AlvisNLP

corpus processing engine

Word2Vec

Synopsis

Computes word embeddings using the CONTES/Gensis implementation.

This module is experimental.

Description

Computes word embeddings using the CONTES/Gensis implementation.

Snippet

<word2vec class="Word2Vec">
    <contesDir></contesDir>
    <python3Executable></python3Executable>
    <workers></workers>
</word2vec>

Mandatory parameters

contesDir

Mandatory

Root directory of CONTES.

python3Executable

Mandatory

Path to the Python 3 executable.

workers

Mandatory
Type: Integer

Use this many worker threads to train the model (=faster training with multicore machines).

Optional parameters

additionalArguments

Optional
Type: String[]

UNDOCUMENTED

jsonFile

Optional
Type: OutputFile

File where to write embeddings as a JSON object.

modelFile

Optional
Type: OutputFile

UNDOCUMENTED

txtFile

Optional
Type: OutputFile

File where to write embeddings as a table.

vectorFeature

Optional
Type: String

Name of the feature where to store embeddings of each token.

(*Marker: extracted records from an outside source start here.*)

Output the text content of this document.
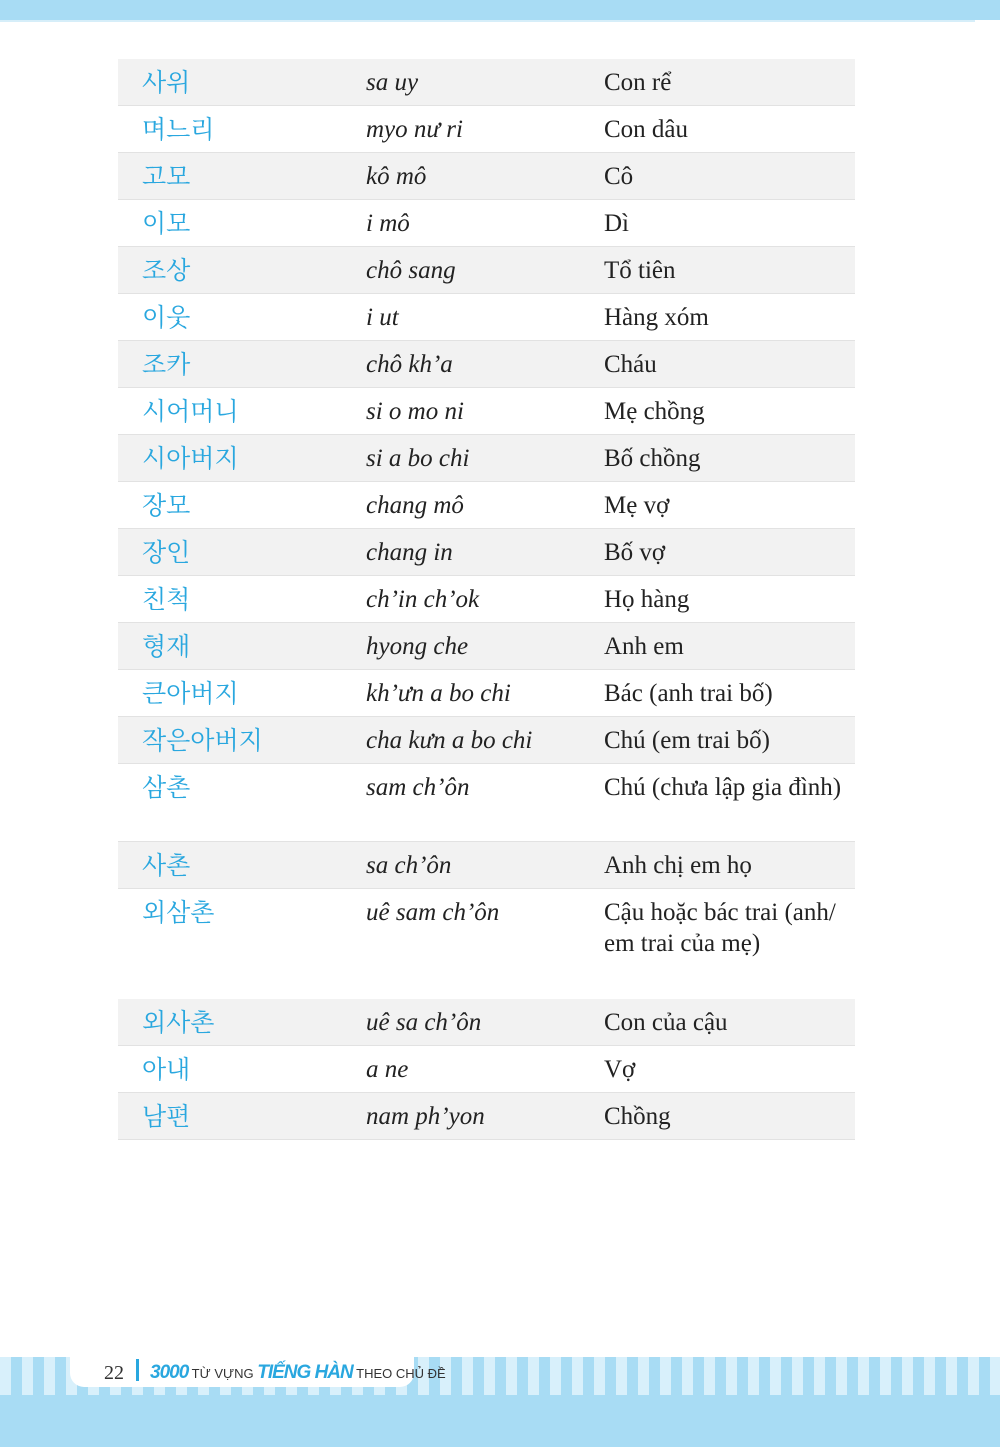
사위	sa uy	Con rể
며느리	myo nư ri	Con dâu
고모	kô mô	Cô
이모	i mô	Dì
조상	chô sang	Tổ tiên
이웃	i ut	Hàng xóm
조카	chô kh’a	Cháu
시어머니	si o mo ni	Mẹ chồng
시아버지	si a bo chi	Bố chồng
장모	chang mô	Mẹ vợ
장인	chang in	Bố vợ
친척	ch’in ch’ok	Họ hàng
형재	hyong che	Anh em
큰아버지	kh’ưn a bo chi	Bác (anh trai bố)
작은아버지	cha kưn a bo chi	Chú (em trai bố)
삼촌	sam ch’ôn	Chú (chưa lập gia đình)
사촌	sa ch’ôn	Anh chị em họ
외삼촌	uê sam ch’ôn	Cậu hoặc bác trai (anh/ em trai của mẹ)
외사촌	uê sa ch’ôn	Con của cậu
아내	a ne	Vợ
남편	nam ph’yon	Chồng
22 3000 TỪ VỰNG TIẾNG HÀN THEO CHỦ ĐỀ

If this parameter is not set, then embeddings are not stored in any feature.

documentFilter

Default value: `true`
Type: Expression

Only process document that satisfy this expression.

formFeature

Default value: `form`
Type: String

Feature to use as word form.

minCount

Default value: `0`
Type: Integer

UNDOCUMENTED

sectionFilter

Default value: `true and layer:sentences and layer:words`
Type: Expression

Process only sections that satisfy this expression.

sentenceLayer

Default value: `sentences`
Type: String

Name of the layer containing sentence annotations.

tokenLayer

Default value: `words`
Type: String

Name of the layer containing token annotations.

vectorSize

Default value: `200`
Type: Integer

The dimensionality of the feature vectors. Often effective between 100 and 300.

windowSize

Default value: `2`
Type: Integer

The maximum distance between the current and predicted word within a sentence.

Deprecated parameters

formFeatureName

Deprecated
Type: String

Deprecated alias for formFeature .

sentenceLayerName

Deprecated
Type: String

Deprecated alias for sentenceLayer .

tokenLayerName

Deprecated
Type: String

Deprecated alias for tokenLayer .

vectorFeatureName

Deprecated
Type: String

Deprecated alias for vectorFeature .